A number of senators said to the department, and the government did the department’s bidding, ‘This will not work.’ We put them on notice that this was problematic. You cannot have judicial powers unless you adopt them pursuant to the Australian Constitution. But no; as is common, the Defence Force knew better! So here we are, with the Minister for Defence put in a most invidious position—I have the utmost sympathy for him and again I congratulate him on the way he has shouldered this burden that has been cast upon him—with the mess this has created for people, with penalties that have been dealt out illegally, unconstitutionally.

So it comes to this legislation. Now, the legislation is not perfect, and my good friend and colleague Senator Brandis will take up the cudgels to point to where there is cause for concern. Suffice it to say, this is the best that we could do as a transition. I give the minister my undertaking to assist him in whatever way I and we in the opposition can—and those members of the committee who are still very interested in this area—to assist in formulating a chapter III court that works properly, that is independent, so that we do not revisit this mess.
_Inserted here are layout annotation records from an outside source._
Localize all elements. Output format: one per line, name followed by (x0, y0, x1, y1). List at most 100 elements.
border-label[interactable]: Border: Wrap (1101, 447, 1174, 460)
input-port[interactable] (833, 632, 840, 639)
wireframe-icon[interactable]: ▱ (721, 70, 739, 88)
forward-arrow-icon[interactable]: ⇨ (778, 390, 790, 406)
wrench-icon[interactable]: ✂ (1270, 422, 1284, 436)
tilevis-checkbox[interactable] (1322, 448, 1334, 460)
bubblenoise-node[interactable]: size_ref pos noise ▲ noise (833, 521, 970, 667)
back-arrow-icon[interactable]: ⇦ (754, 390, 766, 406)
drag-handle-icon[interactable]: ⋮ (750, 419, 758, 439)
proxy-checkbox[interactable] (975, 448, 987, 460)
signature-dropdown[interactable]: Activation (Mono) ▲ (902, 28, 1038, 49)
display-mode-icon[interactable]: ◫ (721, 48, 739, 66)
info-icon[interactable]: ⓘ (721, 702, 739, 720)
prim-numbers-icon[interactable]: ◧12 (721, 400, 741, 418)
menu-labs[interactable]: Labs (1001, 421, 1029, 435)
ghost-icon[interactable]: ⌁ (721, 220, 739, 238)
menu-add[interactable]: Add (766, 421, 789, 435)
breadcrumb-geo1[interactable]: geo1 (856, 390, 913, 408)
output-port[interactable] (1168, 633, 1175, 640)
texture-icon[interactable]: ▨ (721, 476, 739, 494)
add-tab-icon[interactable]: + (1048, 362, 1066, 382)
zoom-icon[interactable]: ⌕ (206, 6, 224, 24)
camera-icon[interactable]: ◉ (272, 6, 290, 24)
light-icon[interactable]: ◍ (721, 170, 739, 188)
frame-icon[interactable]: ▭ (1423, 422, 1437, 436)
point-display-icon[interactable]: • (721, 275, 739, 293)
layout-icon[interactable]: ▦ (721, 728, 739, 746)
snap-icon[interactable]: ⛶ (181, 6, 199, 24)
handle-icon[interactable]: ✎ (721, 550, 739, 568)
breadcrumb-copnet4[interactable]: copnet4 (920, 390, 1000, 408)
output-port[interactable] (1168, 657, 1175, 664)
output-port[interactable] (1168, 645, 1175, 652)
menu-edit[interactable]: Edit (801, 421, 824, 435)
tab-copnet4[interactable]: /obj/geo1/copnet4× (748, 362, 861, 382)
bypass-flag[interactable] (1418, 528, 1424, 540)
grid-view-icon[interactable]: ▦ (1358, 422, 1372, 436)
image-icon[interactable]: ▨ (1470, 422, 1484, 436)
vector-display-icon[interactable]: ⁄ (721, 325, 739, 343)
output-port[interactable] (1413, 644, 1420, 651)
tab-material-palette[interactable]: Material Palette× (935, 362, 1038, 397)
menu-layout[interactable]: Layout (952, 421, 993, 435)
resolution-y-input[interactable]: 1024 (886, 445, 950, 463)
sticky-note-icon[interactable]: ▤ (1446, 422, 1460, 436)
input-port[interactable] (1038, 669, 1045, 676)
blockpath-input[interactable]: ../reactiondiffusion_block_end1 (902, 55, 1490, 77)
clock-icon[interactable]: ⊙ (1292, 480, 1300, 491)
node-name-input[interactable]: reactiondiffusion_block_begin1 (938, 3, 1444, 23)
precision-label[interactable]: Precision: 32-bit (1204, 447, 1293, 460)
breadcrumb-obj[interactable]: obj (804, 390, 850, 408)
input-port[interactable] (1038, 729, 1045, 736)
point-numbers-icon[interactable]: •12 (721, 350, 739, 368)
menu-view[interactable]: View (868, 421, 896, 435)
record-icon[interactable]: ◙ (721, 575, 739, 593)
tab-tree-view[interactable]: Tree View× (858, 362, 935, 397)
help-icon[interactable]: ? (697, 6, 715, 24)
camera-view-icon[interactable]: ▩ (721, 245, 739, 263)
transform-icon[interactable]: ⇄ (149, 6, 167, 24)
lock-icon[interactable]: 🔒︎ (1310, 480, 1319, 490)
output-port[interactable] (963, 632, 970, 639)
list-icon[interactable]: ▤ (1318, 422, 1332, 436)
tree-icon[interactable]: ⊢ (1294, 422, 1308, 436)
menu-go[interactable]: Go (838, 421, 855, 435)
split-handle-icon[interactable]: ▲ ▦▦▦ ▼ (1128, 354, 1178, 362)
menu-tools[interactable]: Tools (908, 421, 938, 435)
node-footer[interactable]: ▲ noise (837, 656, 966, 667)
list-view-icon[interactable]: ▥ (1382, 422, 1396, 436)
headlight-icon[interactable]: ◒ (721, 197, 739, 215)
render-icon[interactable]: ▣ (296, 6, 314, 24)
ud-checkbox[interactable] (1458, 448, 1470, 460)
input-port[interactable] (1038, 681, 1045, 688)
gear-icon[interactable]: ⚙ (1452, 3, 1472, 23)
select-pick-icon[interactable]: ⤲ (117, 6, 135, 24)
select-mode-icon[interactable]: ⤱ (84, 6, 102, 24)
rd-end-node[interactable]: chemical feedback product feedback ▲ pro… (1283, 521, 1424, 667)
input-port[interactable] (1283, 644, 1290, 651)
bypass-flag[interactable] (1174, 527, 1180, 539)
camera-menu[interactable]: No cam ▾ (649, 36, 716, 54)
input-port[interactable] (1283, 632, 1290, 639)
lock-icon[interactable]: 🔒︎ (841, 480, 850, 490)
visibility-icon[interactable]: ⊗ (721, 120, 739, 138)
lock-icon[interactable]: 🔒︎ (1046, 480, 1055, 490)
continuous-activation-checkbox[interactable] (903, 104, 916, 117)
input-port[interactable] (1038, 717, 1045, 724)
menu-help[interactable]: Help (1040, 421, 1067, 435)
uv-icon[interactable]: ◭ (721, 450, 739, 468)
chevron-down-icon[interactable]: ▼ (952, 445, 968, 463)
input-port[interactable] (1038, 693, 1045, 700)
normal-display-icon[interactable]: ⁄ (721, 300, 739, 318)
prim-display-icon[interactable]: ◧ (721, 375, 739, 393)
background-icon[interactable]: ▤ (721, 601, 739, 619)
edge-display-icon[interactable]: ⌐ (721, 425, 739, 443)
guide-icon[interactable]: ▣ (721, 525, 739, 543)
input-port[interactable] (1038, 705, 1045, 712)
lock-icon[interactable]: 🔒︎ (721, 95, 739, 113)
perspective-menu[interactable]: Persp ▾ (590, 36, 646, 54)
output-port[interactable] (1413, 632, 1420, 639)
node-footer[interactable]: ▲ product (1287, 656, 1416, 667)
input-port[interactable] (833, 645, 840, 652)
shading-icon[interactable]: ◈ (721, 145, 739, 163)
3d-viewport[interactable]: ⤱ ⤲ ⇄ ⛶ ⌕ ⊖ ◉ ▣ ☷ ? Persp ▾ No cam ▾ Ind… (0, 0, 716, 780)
There are a number of concerns and issues with the method of resolution, none of which we can do much about. We simply offer words of caution. I will say what I am sure my friend and colleague Senator Brandis will say: detention is an area of great concern, as to whether we can substantially adopt what has gone before without acting judicially. So there are very technical issues here, but we want to be seen assisting, certainly not standing on the hose. In closing, the lesson to be learned is that the parliament was ignored and so here we are today.